The phlebotomist starts out optimistically on my arm, patting the skin, looking for a nice, juicy vein. She pats and pats and can never find one. Then, she says, "Do they ever use your hand?"
"Yes," I reply.
So she moves down to my hand, patting my skin, but to no avail.
Then, she breaks out the hot compress.
"Did you drink any water this morning?" she asks, squeezing the little plastic bag of hot material that she will place on my hand to cause a vein to pop up.
"Yes," I reply, knowing that phlebotomists like you to hydrate yourself before you come to them.
"O.K., just hold that hot compress on your hand for a few minutes."
Drat, I think. For the rest of my life I'll have to endure this. They can never find a vein, and this is a near-constant reminder that I was stricken with cancer! I just want to forget.

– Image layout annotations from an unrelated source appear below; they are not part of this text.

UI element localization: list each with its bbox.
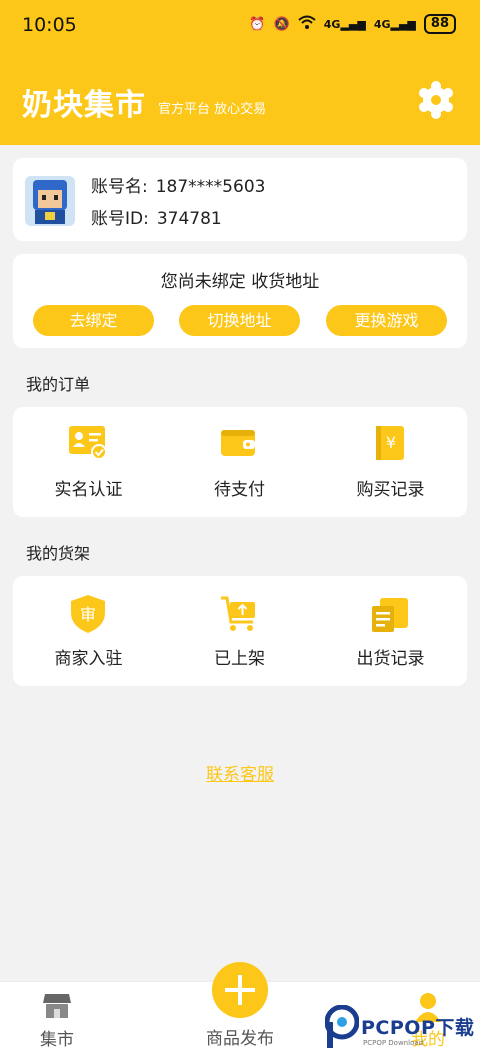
svg-text:¥: ¥ [386,433,396,452]
account-name-row: 账号名: 187****5603 [91,172,265,197]
status-icons: ⏰ 🔕 4G▂▄▆ 4G▂▄▆ 88 [249,14,456,34]
nav-label-publish[interactable]: 商品发布 [190,1024,290,1049]
package-doc-icon [372,598,408,632]
address-notice: 您尚未绑定 收货地址 [160,272,320,292]
menu-item-verify[interactable]: 实名认证 [13,407,164,517]
header-bar: 10:05 ⏰ 🔕 4G▂▄▆ 4G▂▄▆ 88 奶块集市 官方平台 放心交易 [0,0,480,145]
receipt-book-icon: ¥ [376,426,404,460]
watermark-text: PCPOP下载 [361,1017,475,1039]
cart-upload-icon [221,596,255,631]
change-game-button[interactable]: 更换游戏 [326,305,447,336]
menu-label: 待支付 [214,480,265,500]
status-time: 10:05 [22,14,77,36]
signal-1: 4G▂▄▆ [323,17,366,31]
menu-label: 已上架 [214,649,265,669]
watermark: PCPOP下载 PCPOP Download [324,1004,475,1055]
account-id-label: 账号ID: [91,209,149,229]
svg-text:审: 审 [80,605,96,624]
menu-item-pending-pay[interactable]: 待支付 [164,407,315,517]
menu-item-listed[interactable]: 已上架 [164,576,315,686]
account-card: 账号名: 187****5603 账号ID: 374781 [13,158,467,241]
orders-card: 实名认证 待支付 ¥ 购买记录 [13,407,467,517]
menu-label: 实名认证 [54,480,123,500]
shelf-card: 审 商家入驻 已上架 出货记录 [13,576,467,686]
id-card-icon [69,426,107,460]
gear-icon[interactable] [414,80,458,120]
account-id-row: 账号ID: 374781 [91,204,222,229]
nav-label: 集市 [40,1030,74,1050]
app-subtitle: 官方平台 放心交易 [158,102,267,117]
menu-item-purchase-history[interactable]: ¥ 购买记录 [315,407,466,517]
menu-label: 出货记录 [356,649,425,669]
shield-audit-icon: 审 [71,595,105,633]
menu-label: 商家入驻 [54,649,123,669]
wifi-icon [298,15,316,33]
app-title: 奶块集市 [22,88,146,123]
wallet-icon [221,430,255,456]
bind-address-button[interactable]: 去绑定 [33,305,154,336]
orders-section-title: 我的订单 [26,375,91,394]
publish-button[interactable] [212,962,268,1018]
account-id-value: 374781 [156,209,222,229]
shop-icon [43,994,71,1018]
pcpop-logo-icon [324,1004,360,1048]
menu-item-shipment-history[interactable]: 出货记录 [315,576,466,686]
contact-service-link[interactable]: 联系客服 [0,760,480,785]
switch-address-button[interactable]: 切换地址 [179,305,300,336]
plus-icon [225,975,255,1005]
menu-item-merchant-join[interactable]: 审 商家入驻 [13,576,164,686]
mute-icon: 🔕 [273,16,290,32]
avatar[interactable] [25,176,75,226]
address-card: 您尚未绑定 收货地址 去绑定 切换地址 更换游戏 [13,254,467,348]
signal-2: 4G▂▄▆ [373,17,416,31]
menu-label: 购买记录 [356,480,425,500]
account-name-value: 187****5603 [155,177,266,197]
watermark-subtext: PCPOP Download [363,1039,424,1047]
alarm-icon: ⏰ [249,16,266,32]
battery-indicator: 88 [423,14,456,34]
shelf-section-title: 我的货架 [26,544,91,563]
account-name-label: 账号名: [91,177,148,197]
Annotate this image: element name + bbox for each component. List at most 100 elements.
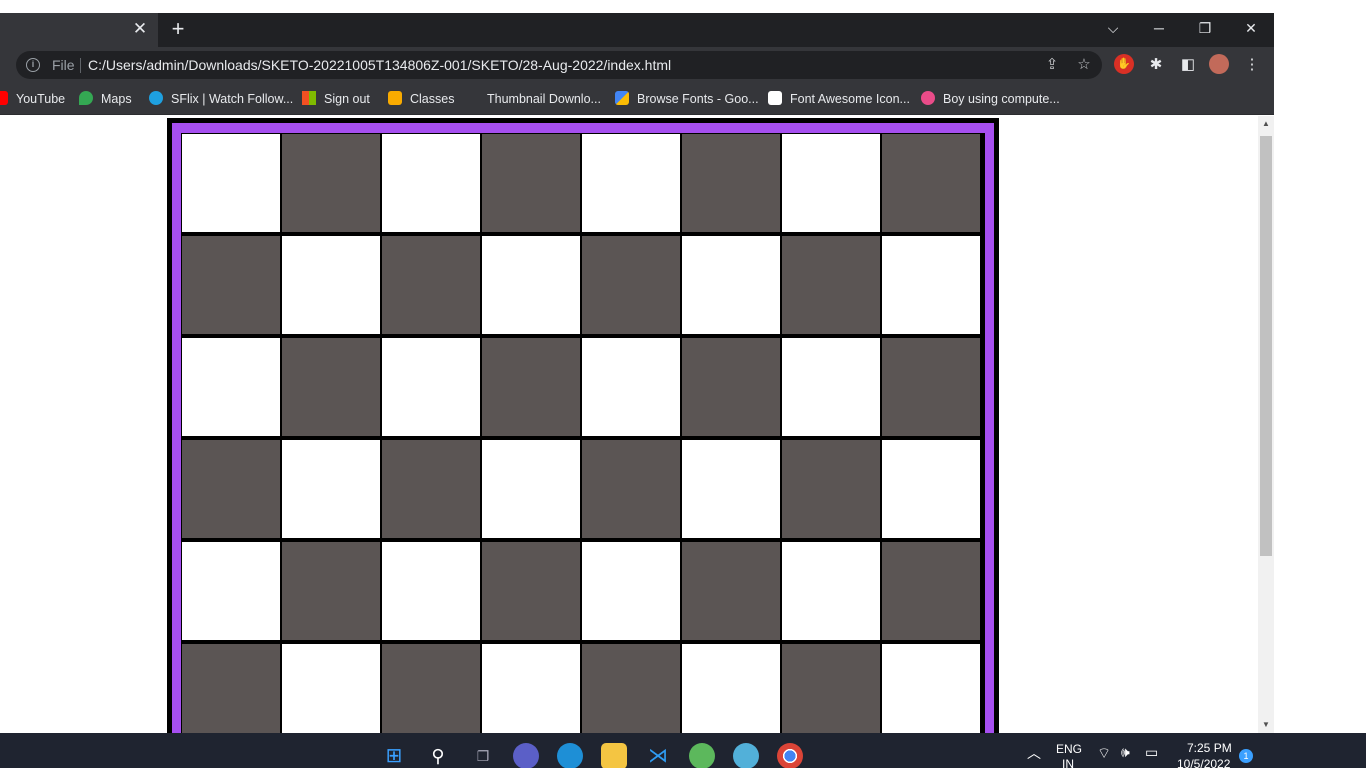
restore-button[interactable]: ❐ xyxy=(1191,17,1219,41)
light-square xyxy=(781,337,881,437)
scroll-up-arrow-icon[interactable]: ▲ xyxy=(1258,116,1274,132)
dark-square xyxy=(781,643,881,733)
dark-square xyxy=(381,643,481,733)
windows-start-icon[interactable]: ⊞ xyxy=(381,743,407,768)
maps-icon xyxy=(79,91,93,105)
bookmark-classes[interactable]: Classes xyxy=(388,90,454,108)
edge-icon[interactable] xyxy=(557,743,583,768)
light-square xyxy=(381,133,481,233)
battery-icon[interactable]: ▭ xyxy=(1145,744,1158,761)
bookmark-star-icon[interactable]: ☆ xyxy=(1075,56,1093,74)
volume-icon[interactable]: 🕪 xyxy=(1121,744,1130,761)
bookmark-label: Boy using compute... xyxy=(943,92,1060,106)
scrollbar-thumb[interactable] xyxy=(1260,136,1272,556)
desktop-screen: ✕ + ⌵ ─ ❐ ✕ i File C:/Users/admin/Downlo… xyxy=(0,0,1366,768)
bookmark-sign-out[interactable]: Sign out xyxy=(302,90,370,108)
microsoft-icon xyxy=(302,91,316,105)
dark-square xyxy=(181,235,281,335)
chessboard-frame xyxy=(172,123,994,733)
site-info-icon[interactable]: i xyxy=(26,58,40,72)
minimize-button[interactable]: ─ xyxy=(1145,17,1173,41)
new-tab-button[interactable]: + xyxy=(167,18,189,41)
bookmark-font-awesome[interactable]: Font Awesome Icon... xyxy=(768,90,910,108)
language-indicator[interactable]: ENG xyxy=(1056,742,1082,756)
dark-square xyxy=(381,439,481,539)
light-square xyxy=(381,337,481,437)
bookmarks-bar: YouTube Maps SFlix | Watch Follow... Sig… xyxy=(0,83,1274,115)
light-square xyxy=(881,439,981,539)
active-tab[interactable]: ✕ xyxy=(0,13,158,47)
file-explorer-icon[interactable] xyxy=(601,743,627,768)
bookmark-thumbnail[interactable]: Thumbnail Downlo... xyxy=(465,90,601,108)
chrome-icon[interactable] xyxy=(777,743,803,768)
light-square xyxy=(281,439,381,539)
adblock-extension-icon[interactable]: ✋ xyxy=(1114,54,1134,74)
more-menu-icon[interactable]: ⋮ xyxy=(1242,55,1262,75)
dark-square xyxy=(781,235,881,335)
address-bar[interactable]: i File C:/Users/admin/Downloads/SKETO-20… xyxy=(16,51,1102,79)
dark-square xyxy=(781,439,881,539)
light-square xyxy=(581,337,681,437)
bookmark-label: Maps xyxy=(101,92,132,106)
google-fonts-icon xyxy=(615,91,629,105)
dark-square xyxy=(181,439,281,539)
dark-square xyxy=(181,643,281,733)
page-viewport xyxy=(0,116,1274,733)
light-square xyxy=(281,643,381,733)
utorrent-icon[interactable] xyxy=(689,743,715,768)
dribbble-icon xyxy=(921,91,935,105)
tab-search-button[interactable]: ⌵ xyxy=(1099,17,1127,41)
dark-square xyxy=(281,541,381,641)
extensions-puzzle-icon[interactable]: ✱ xyxy=(1146,55,1166,75)
bookmark-sflix[interactable]: SFlix | Watch Follow... xyxy=(149,90,293,108)
omnibox-divider xyxy=(80,58,81,73)
browser-toolbar: i File C:/Users/admin/Downloads/SKETO-20… xyxy=(0,47,1274,83)
bookmark-maps[interactable]: Maps xyxy=(79,90,132,108)
close-window-button[interactable]: ✕ xyxy=(1237,17,1265,41)
light-square xyxy=(881,643,981,733)
dark-square xyxy=(581,643,681,733)
bookmark-google-fonts[interactable]: Browse Fonts - Goo... xyxy=(615,90,759,108)
notification-badge[interactable]: 1 xyxy=(1239,749,1253,763)
light-square xyxy=(481,439,581,539)
region-indicator[interactable]: IN xyxy=(1062,757,1074,768)
bookmark-label: Browse Fonts - Goo... xyxy=(637,92,759,106)
task-view-icon[interactable]: ❐ xyxy=(470,743,496,768)
youtube-icon xyxy=(0,91,8,105)
side-panel-icon[interactable]: ◧ xyxy=(1178,55,1198,75)
clock-date[interactable]: 10/5/2022 xyxy=(1177,757,1230,768)
clock-time[interactable]: 7:25 PM xyxy=(1187,741,1232,755)
teams-chat-icon[interactable] xyxy=(513,743,539,768)
scroll-down-arrow-icon[interactable]: ▼ xyxy=(1258,717,1274,733)
dark-square xyxy=(881,337,981,437)
font-awesome-icon xyxy=(768,91,782,105)
bookmark-label: Thumbnail Downlo... xyxy=(487,92,601,106)
bookmark-youtube[interactable]: YouTube xyxy=(0,90,65,108)
chrome-window: ✕ + ⌵ ─ ❐ ✕ i File C:/Users/admin/Downlo… xyxy=(0,0,1274,733)
bookmark-label: Sign out xyxy=(324,92,370,106)
paint-icon[interactable] xyxy=(733,743,759,768)
bookmark-label: SFlix | Watch Follow... xyxy=(171,92,294,106)
tab-close-icon[interactable]: ✕ xyxy=(131,20,149,38)
url-text[interactable]: C:/Users/admin/Downloads/SKETO-20221005T… xyxy=(88,57,671,73)
light-square xyxy=(581,541,681,641)
search-icon[interactable]: ⚲ xyxy=(425,743,451,768)
profile-avatar[interactable] xyxy=(1209,54,1229,74)
tab-strip: ✕ + ⌵ ─ ❐ ✕ xyxy=(0,13,1274,47)
wifi-icon[interactable]: ⌔ xyxy=(1097,744,1111,763)
bookmark-label: Font Awesome Icon... xyxy=(790,92,910,106)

The phlebotomist takes the hot compress off my hand and ties the rubber band around my lower arm. She begins her patting process all over again.
"My goodness," she exclaims. "I'm having a hard time finding a vein on you. We're going to have to bring in the ultrasound machine."
Fortunately, with the use of said machine, they can usually find a nice vein. Sooner or later, they do find one and take my blood.
"Oh, good," she says. "It's flowing nicely."
One time, the hot compress AND the ultrasound machine didn't work. They had to bring in the big gun— the anesthesiologist. He's stuck thousands and thousands of folks. And do you know what? He instantly found a vein without any tools or tinkering. Anesthesiologists are my heroes.
Not every cancer survivor has to get so many blood tests every year. It just so happens that I have a mental health issue along with my cancer history; I have bipolar illness, and the Depakote I take for it causes my blood to be monitored every time I turn around.
Maybe it's a good thing that I have this quarterly reminder that I survived cancer. Maybe this reminder is ultimately good for my ego. In any case, it's not in the cards that I forget my "cancer journey."
Anyway, how could I forget the bizarre, horrific ride that is burned into my psyche?
It is not mine to forget. It is mine to remember.